Whether the Russian Revolution -- and there was actually a series of revolts and revolutions from 1825 through 1917 -- was "necessary" is entirely a matter of perspective.  If you were a member of Russia's upper class, then the revolutution that deposed the Romanov Dynasty was neither necessary nor inevitable.  From an outsiders historically perspective, a Russian revolution was inevitable because the era of unquestioned rule by monarchs was ending around the world.  

Russian history, dating to the era of Kievan Rus (9th to 13th Centuries), when the seat of Russian heritage and politics was in the city of what is today the capital of Ukraine, Kiev, is one long tale of misery and deprivation visited upon millions of peasants.  The Romanov Dynasty, when the czars ruled, began in 1613 and was marked by imperial rule, repression of the peasantry, and frequent wars against outside invaders.  In the midst of this environment, especially starting in the early 19th Century, revolutionary movements began to emerge with the goal of overthrowing czarist rule.  While the czars' secret police, the Okhrana, was effective at detecting subversive elements, the tide of history was turning against the Romanovs.  In the meantime, the elaboration of alternative theories of economics and the evolution of societies were being written by, among others, Karl Marx and Friederich Engels, which provided the philosophical foundation for the growth of a revolutionary movement that proved skilled at subterfuge and equalled the Okhrana in ruthlessness.

In 1905, a peaceful demonstration in St.

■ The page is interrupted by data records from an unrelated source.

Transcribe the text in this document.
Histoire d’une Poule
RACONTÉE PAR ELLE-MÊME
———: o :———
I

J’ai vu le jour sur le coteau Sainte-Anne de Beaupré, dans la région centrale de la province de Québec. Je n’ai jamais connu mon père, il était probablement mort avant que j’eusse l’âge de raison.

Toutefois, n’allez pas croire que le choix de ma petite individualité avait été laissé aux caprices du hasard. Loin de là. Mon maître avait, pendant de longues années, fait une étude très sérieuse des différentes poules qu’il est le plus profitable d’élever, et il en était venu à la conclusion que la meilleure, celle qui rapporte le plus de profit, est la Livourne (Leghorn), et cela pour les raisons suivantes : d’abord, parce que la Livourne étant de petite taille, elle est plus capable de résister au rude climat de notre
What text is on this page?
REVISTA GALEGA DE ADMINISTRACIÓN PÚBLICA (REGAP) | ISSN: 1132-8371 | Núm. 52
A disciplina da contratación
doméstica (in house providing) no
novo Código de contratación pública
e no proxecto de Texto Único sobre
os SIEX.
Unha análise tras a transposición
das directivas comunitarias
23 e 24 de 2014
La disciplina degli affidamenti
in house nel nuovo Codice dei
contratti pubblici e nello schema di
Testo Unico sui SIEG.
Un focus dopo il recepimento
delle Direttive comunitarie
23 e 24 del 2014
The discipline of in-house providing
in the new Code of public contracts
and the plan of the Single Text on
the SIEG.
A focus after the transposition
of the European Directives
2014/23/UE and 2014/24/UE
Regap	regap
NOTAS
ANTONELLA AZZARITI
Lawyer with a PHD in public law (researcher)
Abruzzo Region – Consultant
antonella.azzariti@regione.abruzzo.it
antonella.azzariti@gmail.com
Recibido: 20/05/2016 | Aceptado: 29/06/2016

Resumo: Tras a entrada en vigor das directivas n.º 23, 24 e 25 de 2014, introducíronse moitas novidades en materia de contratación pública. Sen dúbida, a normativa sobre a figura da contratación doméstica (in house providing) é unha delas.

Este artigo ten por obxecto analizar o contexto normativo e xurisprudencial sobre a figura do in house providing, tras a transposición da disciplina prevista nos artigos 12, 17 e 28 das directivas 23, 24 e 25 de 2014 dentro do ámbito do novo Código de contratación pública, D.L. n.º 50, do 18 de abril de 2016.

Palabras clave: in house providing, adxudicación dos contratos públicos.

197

Petersburg urging governmental reform -- not rebellion -- was met with a violent armed response by the czar's troops.  While precise numbers of dead and wounded protestors are not available, the military's response galvanized public opinion against the czar, and demands grew from reform to overthrow of the government.  The communists, a well-organized and highly-motivated faction, formed a political movement in direct opposition to czarist rule, which responded again with overwhelming violence against an increasingly wide-spread revolt.

The start of what became known as World War I provided the communist activists, mainly the faction known as the Bolsheviks, the opportunity to exploit growing disenchantment with the Romanovs.  An already poor country was losing thousands of soldiers in a conflict the Bolshevik's successfully portrayed as waged solely for the benefit of the imperialists in the West and their own monarchy.  A February 1917 revolution successfully ousted the czar, and replaced him with a Provisional Government led by Alexander Kerensky, a major political figure, who in turn was overthrown by the Bolsheviks in October.  

To the extent the Russian Revolution was "necessary," it was in the inherent injustice of the Russian governing structure and the continued plight of a peasantry increasingly tired of enforced servitude.  What was not necessary, however, was the subversion of the February revolution by the Bolsheviks, who imposed a totalitarian system that survived for over 70 years.